Growing a Farmer: How I Learned to Live Off the Land
By Kurt Timmermeister
(W.W. Norton & Co., $24.95)
Twenty years ago, home ownership lured Seattle restaurateur Timmermeister to Vashon Island in Washington's Puget Sound, where Mother Nature and 4 acres of land seduced him. His prior farming experience? Spending two weeks at a summer horse camp and watching TV's "Green Acres." He devoured books on farming, working his way from vegetables to bees, fowl, pigs and his first cow, a Jersey named Dinah (fodder for a section on cows in heat). Today he has a dairy farm (Kurtwood Farms) with a focus on cheese-making. He wrote the book "to add a perspective on the food we eat."
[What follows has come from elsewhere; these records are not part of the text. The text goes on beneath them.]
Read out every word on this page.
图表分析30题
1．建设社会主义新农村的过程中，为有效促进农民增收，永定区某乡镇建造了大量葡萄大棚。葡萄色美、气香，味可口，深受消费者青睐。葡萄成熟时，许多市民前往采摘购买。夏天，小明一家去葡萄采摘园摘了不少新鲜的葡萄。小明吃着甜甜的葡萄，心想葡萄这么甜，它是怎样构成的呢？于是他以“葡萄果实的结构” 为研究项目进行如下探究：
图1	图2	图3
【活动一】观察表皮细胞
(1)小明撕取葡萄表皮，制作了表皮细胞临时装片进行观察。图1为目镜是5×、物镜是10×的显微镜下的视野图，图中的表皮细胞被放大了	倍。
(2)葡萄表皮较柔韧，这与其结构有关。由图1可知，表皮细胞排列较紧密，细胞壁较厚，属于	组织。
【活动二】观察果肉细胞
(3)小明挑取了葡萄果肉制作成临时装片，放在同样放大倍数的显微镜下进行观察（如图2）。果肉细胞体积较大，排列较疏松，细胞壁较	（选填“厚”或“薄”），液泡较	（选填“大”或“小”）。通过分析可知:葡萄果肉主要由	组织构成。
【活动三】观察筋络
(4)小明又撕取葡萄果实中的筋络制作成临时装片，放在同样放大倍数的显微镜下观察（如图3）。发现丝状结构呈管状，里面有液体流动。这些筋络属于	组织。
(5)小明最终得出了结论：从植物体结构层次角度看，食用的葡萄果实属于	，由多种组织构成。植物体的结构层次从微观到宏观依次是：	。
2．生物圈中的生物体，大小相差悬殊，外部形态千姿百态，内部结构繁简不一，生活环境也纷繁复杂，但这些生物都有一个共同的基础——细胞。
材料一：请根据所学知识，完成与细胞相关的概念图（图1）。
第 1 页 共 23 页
Of honeybees, he writes: "Each small hex cell is minute, a half inch by three-eighths by three-eighths and might contain a quarter teaspoon of honey. Miraculously at harvest time the pail at the base of the honey extractor is filled with golden honey; the miracle of the loaves and fishes lives on."
Chicken and Egg: A Memoir of Suburban Homesteading With 125 Recipes
By Janice Cole
(Chronicle Books, $24.95)
Former chef, restaurant owner, food writer/editor/stylist and cooking instructor Cole became a "chicken wrangler" when she was "downsized from her food magazine job." Her account of living with three chickens in the backyard of the St. Paul, Minn., home she shares with her husband and two sons is a mix of charming stories, tips and recipes.
Of the three chicks, she writes: "We were like parents of newborns whose lives are abruptly turned upside down. It was a blur of constant feeding, cleaning, watering, pooping, more cleaning, checking bottoms for pasted bums, holding, cuddling, and feeding some more. I was enthralled. I was also exhausted."
More farming literature
•"Self-Sufficiency for the 21st Century," by Dick and James Strawbridge (DK Publishing, $30). Detailed effort from father-son pair of English farmers.
•"Modern Homestead: Grow, Raise, Create," by Renee Wilkinson (Fulcrum Publishing, $26.95). How-to by blogger who is a sixth-generation gardener-homesteader.
•"The Backyard Homestead Guide to Raising Farm Animals," edited by Gail Damerow (Storey, $24.95). Learn it all, from milking a cow to birthing a kid.
•"Urban Homesteading: Heirloom Skills for Sustainable Living," by Rachel Kaplan with K. Ruby Blume (Skyhorse Publishing, $16.95). Reality check for dreamers.